Kein Dauertropf für SPÖ-nahe Staatskünstler
Utl.: Kein Dauertropf für SPÖ-nahe Staatskünstler=
Wien (OTS) - Im Rahmen der heutigen Budgetdebatte - Untergruppe 30:
Unterricht, Kunst und Kultur - sprach sich die Kultursprecherin der
FPÖ, NAbg. Mag. Heidemarie Unterreiner, deutlich für die
Unterstützung der großen Kulturinstitutionen wie Theater,
Opernhäuser, Museen sowie die großen Festspiele - also das, was
Österreich als großes Kulturland ausmacht - aus.
"Ich werde jedoch als Oppositionspolitikerin immer meine Stimme
erheben, wenn es darum geht, Missstände aufzuzeigen. Ich erachte es
im Rahmen der Budgetdebatte als meine Pflicht, mir im Detail
anzusehen, wofür das Geld der Steuerzahler fließt. Und hier fällt
auf, dass zum Beispiel im Literaturbereich Jahr für Jahr dieselben
Personen - wie zum Beispiel Elfriede Jelinek, Robert Menasse, Thomas
Glavinic - großzügig gefördert werden. Es freut mich, wenn
österreichische Autoren auch im Ausland geachtet und finanziell
erfolgreich sind!

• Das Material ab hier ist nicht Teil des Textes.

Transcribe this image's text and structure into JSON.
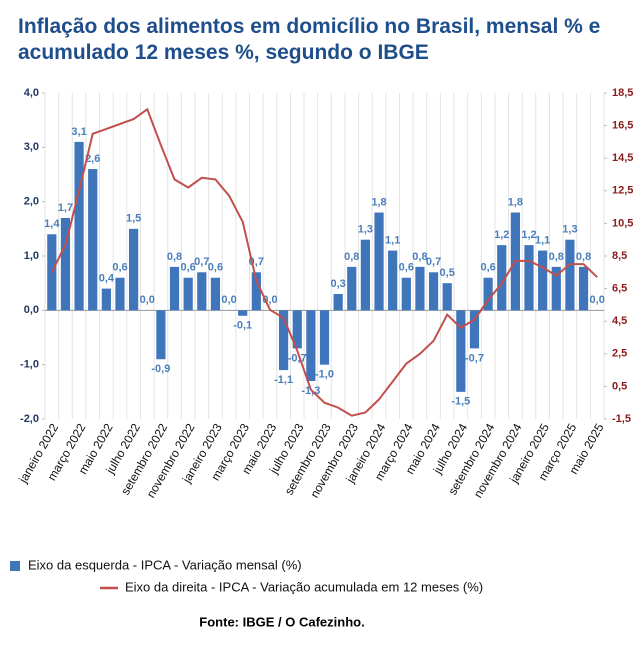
{
  "chart_data": {
    "type": "bar",
    "title": "Inflação dos alimentos em domicílio no Brasil, mensal % e acumulado 12 meses %, segundo o IBGE",
    "source": "Fonte: IBGE / O Cafezinho.",
    "categories": [
      "janeiro 2022",
      null,
      "março 2022",
      null,
      "maio 2022",
      null,
      "julho 2022",
      null,
      "setembro 2022",
      null,
      "novembro 2022",
      null,
      "janeiro 2023",
      null,
      "março 2023",
      null,
      "maio 2023",
      null,
      "julho 2023",
      null,
      "setembro 2023",
      null,
      "novembro 2023",
      null,
      "janeiro 2024",
      null,
      "março 2024",
      null,
      "maio 2024",
      null,
      "julho 2024",
      null,
      "setembro 2024",
      null,
      "novembro 2024",
      null,
      "janeiro 2025",
      null,
      "março 2025",
      null,
      "maio 2025"
    ],
    "series": [
      {
        "name": "Eixo da esquerda - IPCA - Variação mensal (%)",
        "type": "bar",
        "color": "#3f75ba",
        "values": [
          1.4,
          1.7,
          3.1,
          2.6,
          0.4,
          0.6,
          1.5,
          0.0,
          -0.9,
          0.8,
          0.6,
          0.7,
          0.6,
          0.0,
          -0.1,
          0.7,
          0.0,
          -1.1,
          -0.7,
          -1.3,
          -1.0,
          0.3,
          0.8,
          1.3,
          1.8,
          1.1,
          0.6,
          0.8,
          0.7,
          0.5,
          -1.5,
          -0.7,
          0.6,
          1.2,
          1.8,
          1.2,
          1.1,
          0.8,
          1.3,
          0.8,
          0.0
        ],
        "value_labels": [
          "1,4",
          "1,7",
          "3,1",
          "2,6",
          "0,4",
          "0,6",
          "1,5",
          "0,0",
          "-0,9",
          "0,8",
          "0,6",
          "0,7",
          "0,6",
          "0,0",
          "-0,1",
          "0,7",
          "0,0",
          "-1,1",
          "-0,7",
          "-1,3",
          "-1,0",
          "0,3",
          "0,8",
          "1,3",
          "1,8",
          "1,1",
          "0,6",
          "0,8",
          "0,7",
          "0,5",
          "-1,5",
          "-0,7",
          "0,6",
          "1,2",
          "1,8",
          "1,2",
          "1,1",
          "0,8",
          "1,3",
          "0,8",
          "0,0"
        ]
      },
      {
        "name": "Eixo da direita - IPCA - Variação acumulada em 12 meses (%)",
        "type": "line",
        "axis": "y2",
        "color": "#c0504d",
        "values": [
          7.5,
          9.2,
          12.5,
          16.0,
          16.3,
          16.6,
          16.9,
          17.5,
          15.3,
          13.2,
          12.7,
          13.3,
          13.2,
          12.2,
          10.6,
          7.0,
          5.2,
          4.7,
          2.7,
          0.3,
          -0.5,
          -0.8,
          -1.3,
          -1.1,
          -0.3,
          0.8,
          1.9,
          2.5,
          3.3,
          4.9,
          4.1,
          4.6,
          5.8,
          6.8,
          8.2,
          8.2,
          7.8,
          7.3,
          8.0,
          8.0,
          7.2
        ]
      }
    ],
    "ylim": [
      -2,
      4
    ],
    "yticks": [
      {
        "value": -2,
        "label": "-2,0"
      },
      {
        "value": -1,
        "label": "-1,0"
      },
      {
        "value": 0,
        "label": "0,0"
      },
      {
        "value": 1,
        "label": "1,0"
      },
      {
        "value": 2,
        "label": "2,0"
      },
      {
        "value": 3,
        "label": "3,0"
      },
      {
        "value": 4,
        "label": "4,0"
      }
    ],
    "y2lim": [
      -1.5,
      18.5
    ],
    "y2ticks": [
      {
        "value": -1.5,
        "label": "-1,5"
      },
      {
        "value": 0.5,
        "label": "0,5"
      },
      {
        "value": 2.5,
        "label": "2,5"
      },
      {
        "value": 4.5,
        "label": "4,5"
      },
      {
        "value": 6.5,
        "label": "6,5"
      },
      {
        "value": 8.5,
        "label": "8,5"
      },
      {
        "value": 10.5,
        "label": "10,5"
      },
      {
        "value": 12.5,
        "label": "12,5"
      },
      {
        "value": 14.5,
        "label": "14,5"
      },
      {
        "value": 16.5,
        "label": "16,5"
      },
      {
        "value": 18.5,
        "label": "18,5"
      }
    ]
  }
}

Umso erstaunlicher ist es deshalb, dass diese
erfolgreichen Autoren Dauerstipendiaten - quasi pragmatisierte
Subventionsempfänger - in Österreich sind", stellt Heidemarie
Unterreiner fest.
Es sein nicht einzusehen, dass ein arrivierter und erfolgreicher
Autor wie Robert Menasse über Jahre hinweg über 300.000,-
Steuergelder erhalte. Während eine alleinerziehende Mutter für ihre
Kinder die schulisch notwendigen Computer selber kaufen müsse,
schrecke der "große Staatskünstler" nicht einmal davor zurück, sich
einen Rechner unter dem Titel Arbeitsbehelf schenken zu lassen, ist
Unterreiner überzeugt.
"Für Elfriede Jelinek - die ehemalige Kommunistin -, die behauptet in
Österreich nur Steuern zu zahlen, sind im Kunstbericht in Bezug auf
sie zahlreiche Posten ausgewiesen; so sind unzählige
Übersetzungskostenzuschüsse für diverse Werke der Frau Jelinek zu
finden. Hier werden automatisch Gelder ausgeschüttet, die jungen,
talentierten Literaten zugutekommen könnten", meint Unterreiner.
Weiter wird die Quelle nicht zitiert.